Neste artigo, a Teoria Tridimensional do Direito, idealizada por Miguel Reale, é utilizada como base teórica para compor um instrumento de Percepção Jurídica aplicável ao Anteprojeto do Código Brasileiro de Processos Coletivos.

A partir da teoria de Miguel Reale, pretende-se caracterizar os elementos fáticos, axiológicos e normativos que possam ter influenciado na elaboração do Anteprojeto do Código Brasileiro de Processos Coletivos na versão à data do presente artigo1, percebendo a interação desta tríade (fato-valor-norma) com outras duas importantes variáveis (cronologia e poder) na composição do Anteprojeto.

O conceito operacional adotado para "Percepção Jurídica" é: a "ferramenta com a qual se examina, sob aporte(s) doutrinário(s) eleito(s), norma jurídica (legal; consuetudinária; jurisdicional; negocial), descrevendo-a e emitindo juízos valorativos a respeito dela"2.

Utilizou-se o método indutivo na fase de investigação, o método cartesiano na fase de tratamento dos dados recolhidos, e os resultados são apresentados sob o método indutivo, sendo operadas as técnicas do referente, da categoria, do conceito operacional e da pesquisa bibliográfica (PASOLD, 2008, p. 25-74, 81-105.

1 Considerações gerais acerca da Teoria Tridimensional do Direito

A Teoria Tridimensional do Direito, idealizada por Miguel Reale, propõePage 123 que o Direito não seja apenas norma, como também não seja apenas valor, nem tampouco apenas fato. O Direito, para Reale, é uma "integração normativa de fatos, segundo valores", sendo que "toda a norma jurídica assinala uma tomada de posição perante os fatos em função tensional de valores", resultando que o Direito "só se constitui quando determinadas valorações dos fatos sociais culminam numa integração de natureza normativa" (REALE, 1994, 96-7, 103, grifo do autor).

Para Reale, a experiência jurídica pode ser compreendida através da implicação polar fato-valor, que resulta em um processo normativo integrante.

Nas palavras deste autor:

cada norma ou conjunto de normas representando, em dado momento histórico e em função de dadas circunstâncias, a compreensão operacional compatível com a incidência de certos valores sobre os fatos múltiplos que condicionam a formação dos modelos jurídicos e a sua aplicação (REALE, 1994, p. 74, grifo do autor).

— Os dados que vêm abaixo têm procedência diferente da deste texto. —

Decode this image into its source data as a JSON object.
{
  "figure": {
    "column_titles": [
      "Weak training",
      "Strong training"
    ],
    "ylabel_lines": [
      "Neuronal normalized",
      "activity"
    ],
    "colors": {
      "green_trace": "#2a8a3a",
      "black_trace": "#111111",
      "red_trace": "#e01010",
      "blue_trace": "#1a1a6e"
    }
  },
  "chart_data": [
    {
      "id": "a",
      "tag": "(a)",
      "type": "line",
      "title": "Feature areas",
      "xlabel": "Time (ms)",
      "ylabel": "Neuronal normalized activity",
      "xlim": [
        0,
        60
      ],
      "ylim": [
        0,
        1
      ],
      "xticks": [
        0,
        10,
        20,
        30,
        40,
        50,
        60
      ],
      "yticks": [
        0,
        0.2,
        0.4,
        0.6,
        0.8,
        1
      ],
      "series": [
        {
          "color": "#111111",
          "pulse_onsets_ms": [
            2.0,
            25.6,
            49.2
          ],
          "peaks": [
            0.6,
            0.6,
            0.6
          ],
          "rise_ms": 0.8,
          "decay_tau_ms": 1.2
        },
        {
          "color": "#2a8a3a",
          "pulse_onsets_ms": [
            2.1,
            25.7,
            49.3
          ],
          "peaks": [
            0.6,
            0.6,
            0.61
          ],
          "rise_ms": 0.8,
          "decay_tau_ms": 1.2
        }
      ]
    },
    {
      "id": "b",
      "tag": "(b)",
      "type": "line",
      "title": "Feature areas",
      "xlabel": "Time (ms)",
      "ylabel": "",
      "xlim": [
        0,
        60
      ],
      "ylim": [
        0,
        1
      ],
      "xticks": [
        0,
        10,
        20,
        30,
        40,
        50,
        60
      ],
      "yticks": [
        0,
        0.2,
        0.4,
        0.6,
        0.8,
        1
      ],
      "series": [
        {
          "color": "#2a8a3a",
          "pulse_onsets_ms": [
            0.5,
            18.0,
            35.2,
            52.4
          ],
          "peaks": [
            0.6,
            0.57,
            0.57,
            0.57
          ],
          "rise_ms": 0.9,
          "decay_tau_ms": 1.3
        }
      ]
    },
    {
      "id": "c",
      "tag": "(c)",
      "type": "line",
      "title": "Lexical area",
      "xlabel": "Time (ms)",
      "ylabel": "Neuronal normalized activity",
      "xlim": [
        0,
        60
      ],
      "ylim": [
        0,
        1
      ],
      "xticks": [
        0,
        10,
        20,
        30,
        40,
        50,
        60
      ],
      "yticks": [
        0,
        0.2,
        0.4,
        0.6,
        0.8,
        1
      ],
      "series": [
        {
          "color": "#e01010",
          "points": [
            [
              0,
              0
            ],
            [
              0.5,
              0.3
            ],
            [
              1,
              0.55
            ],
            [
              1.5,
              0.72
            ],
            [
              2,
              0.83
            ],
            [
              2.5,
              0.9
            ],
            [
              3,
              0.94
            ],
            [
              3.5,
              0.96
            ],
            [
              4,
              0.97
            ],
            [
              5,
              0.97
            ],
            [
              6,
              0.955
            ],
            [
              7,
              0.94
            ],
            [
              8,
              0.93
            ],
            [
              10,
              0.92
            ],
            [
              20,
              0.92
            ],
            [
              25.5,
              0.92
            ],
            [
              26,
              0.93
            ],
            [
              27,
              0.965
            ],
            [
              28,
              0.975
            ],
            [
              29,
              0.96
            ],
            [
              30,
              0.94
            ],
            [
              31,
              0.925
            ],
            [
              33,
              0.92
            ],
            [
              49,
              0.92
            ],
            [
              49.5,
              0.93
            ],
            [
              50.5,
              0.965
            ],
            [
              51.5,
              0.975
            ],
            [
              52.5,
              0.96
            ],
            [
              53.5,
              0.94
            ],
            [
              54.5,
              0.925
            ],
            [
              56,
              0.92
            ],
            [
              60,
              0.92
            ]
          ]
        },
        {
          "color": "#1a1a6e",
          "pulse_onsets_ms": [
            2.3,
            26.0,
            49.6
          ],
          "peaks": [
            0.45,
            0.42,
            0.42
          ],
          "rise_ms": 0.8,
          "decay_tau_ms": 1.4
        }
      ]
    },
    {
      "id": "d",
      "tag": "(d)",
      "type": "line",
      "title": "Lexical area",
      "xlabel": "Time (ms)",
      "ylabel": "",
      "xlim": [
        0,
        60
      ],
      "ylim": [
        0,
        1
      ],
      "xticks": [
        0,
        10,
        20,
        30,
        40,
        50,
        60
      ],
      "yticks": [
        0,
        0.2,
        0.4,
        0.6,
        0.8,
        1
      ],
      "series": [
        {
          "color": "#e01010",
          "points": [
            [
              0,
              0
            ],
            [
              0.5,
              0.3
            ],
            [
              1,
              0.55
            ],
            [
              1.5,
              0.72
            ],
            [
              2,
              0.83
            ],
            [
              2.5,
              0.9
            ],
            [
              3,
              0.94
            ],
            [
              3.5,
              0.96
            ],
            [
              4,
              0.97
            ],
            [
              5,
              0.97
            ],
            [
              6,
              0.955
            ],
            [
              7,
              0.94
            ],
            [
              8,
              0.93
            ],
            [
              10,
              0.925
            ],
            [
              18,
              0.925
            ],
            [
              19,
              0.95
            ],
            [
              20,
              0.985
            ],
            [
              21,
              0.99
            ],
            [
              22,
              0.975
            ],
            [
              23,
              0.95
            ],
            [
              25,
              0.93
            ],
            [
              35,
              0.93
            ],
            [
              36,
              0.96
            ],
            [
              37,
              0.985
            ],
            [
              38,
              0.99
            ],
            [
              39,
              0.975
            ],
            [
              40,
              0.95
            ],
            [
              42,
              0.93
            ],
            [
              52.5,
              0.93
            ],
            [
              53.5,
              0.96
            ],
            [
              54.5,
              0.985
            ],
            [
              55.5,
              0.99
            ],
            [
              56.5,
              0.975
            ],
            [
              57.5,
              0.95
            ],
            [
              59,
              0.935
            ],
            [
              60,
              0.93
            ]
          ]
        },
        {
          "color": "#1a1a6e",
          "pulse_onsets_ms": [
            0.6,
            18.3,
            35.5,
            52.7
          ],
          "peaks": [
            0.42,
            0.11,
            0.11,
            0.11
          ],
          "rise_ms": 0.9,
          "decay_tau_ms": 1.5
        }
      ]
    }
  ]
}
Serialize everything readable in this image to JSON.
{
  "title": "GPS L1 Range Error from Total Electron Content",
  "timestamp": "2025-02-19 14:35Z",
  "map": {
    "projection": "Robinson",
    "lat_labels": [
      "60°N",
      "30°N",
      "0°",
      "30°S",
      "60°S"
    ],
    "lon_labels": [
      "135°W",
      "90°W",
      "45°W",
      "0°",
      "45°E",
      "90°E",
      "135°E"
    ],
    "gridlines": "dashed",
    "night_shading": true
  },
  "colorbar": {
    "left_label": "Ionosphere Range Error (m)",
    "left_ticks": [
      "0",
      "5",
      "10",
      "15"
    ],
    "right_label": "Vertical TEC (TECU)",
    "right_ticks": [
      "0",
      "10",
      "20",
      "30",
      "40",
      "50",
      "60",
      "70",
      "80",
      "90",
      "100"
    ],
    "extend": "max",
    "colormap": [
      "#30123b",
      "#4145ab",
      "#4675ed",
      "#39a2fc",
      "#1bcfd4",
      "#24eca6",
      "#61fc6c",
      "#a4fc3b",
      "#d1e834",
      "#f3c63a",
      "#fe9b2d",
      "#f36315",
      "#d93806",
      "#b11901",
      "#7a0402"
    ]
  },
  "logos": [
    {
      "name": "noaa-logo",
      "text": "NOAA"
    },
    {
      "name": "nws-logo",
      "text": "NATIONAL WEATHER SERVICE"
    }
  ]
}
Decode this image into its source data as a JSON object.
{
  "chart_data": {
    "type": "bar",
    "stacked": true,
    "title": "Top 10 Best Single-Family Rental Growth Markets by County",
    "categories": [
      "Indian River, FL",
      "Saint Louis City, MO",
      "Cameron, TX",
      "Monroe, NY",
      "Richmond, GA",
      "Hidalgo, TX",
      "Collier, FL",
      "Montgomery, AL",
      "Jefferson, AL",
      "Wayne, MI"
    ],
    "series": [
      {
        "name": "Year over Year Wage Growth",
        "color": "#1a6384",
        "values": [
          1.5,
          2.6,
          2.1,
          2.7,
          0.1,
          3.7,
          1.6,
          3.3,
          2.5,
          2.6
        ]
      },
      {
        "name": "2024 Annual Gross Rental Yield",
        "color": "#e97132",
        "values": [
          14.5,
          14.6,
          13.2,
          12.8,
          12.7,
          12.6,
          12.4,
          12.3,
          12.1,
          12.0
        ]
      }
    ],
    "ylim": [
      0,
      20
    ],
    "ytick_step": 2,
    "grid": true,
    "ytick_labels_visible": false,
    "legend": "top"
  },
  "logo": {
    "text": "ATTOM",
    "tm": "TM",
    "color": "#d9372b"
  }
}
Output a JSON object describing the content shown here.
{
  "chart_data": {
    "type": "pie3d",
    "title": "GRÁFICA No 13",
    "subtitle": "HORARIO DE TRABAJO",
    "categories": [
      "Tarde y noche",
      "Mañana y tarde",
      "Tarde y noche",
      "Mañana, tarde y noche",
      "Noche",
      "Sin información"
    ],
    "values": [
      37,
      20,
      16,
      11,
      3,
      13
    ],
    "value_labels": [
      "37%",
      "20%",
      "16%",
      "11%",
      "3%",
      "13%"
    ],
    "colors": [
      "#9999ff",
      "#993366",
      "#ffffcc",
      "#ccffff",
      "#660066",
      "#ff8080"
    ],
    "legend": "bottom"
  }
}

Tais elementos se correlacionam numa relação dialética denominada por Reale (1994) de "dialética da complementariedade", sendo que

a compreensão do direito como "fato histórico-cultural" implica o conhecimento de que estamos perante uma realidade essencialmente dialética, isto é, que não é concebível senão como processus, cujos elementos ou momentos constitutivos são fato, valor e norma, a que dou o nome de "dimensão" em sentido, evidentemente, filosófico, e não físico-matemático. (p. 75, grifo do autor).

Ademais, as manifestações jurídicas, percebidas sob as três dimensões fato, valor e norma, interagem com duas outras importantes variáveis: tempo e poder.

A elaboração de uma norma jurídica é um processo em que se insere positivamente o poder, "quer o poder individualizado em um órgão do Estado, que o poder anônimo difuso no corpo social" (REALE, 1994, p. 61). E tais normas podem sofrer alterações semânticas, "pela superveniência de mudanças no plano dos fatos e valores" (REALE, 1994, p. 101) pelo transcorrer do tempo.

Por fim, na dialética das três dimensões, fato, valor e norma, a distinção vetorial destes elementos determinará três possibilidades epistemo-críticas: na Filosofia do Direito: compreensão axiológica de fatos em função de normas (fato→norma→valor); na Sociologia do Direito: compreensão factual de normas em função de valores (valor→norma→fato); na Ciência do Direito: compreensão normativa de fatos em função de valores (valor→fato→norma) (REALE, 1994, p. 151).

2 Aplicação da ferramenta quanto ao fato

Para a análise fática dos aspectos destacados da tutela de direitos coletivos no Brasil, em especial a origem e os motivos da composição do Anteprojeto do Código Brasileiro de Processos Coletivos, deve-se inicialmente buscar em Miguel Reale o conceito de "fato".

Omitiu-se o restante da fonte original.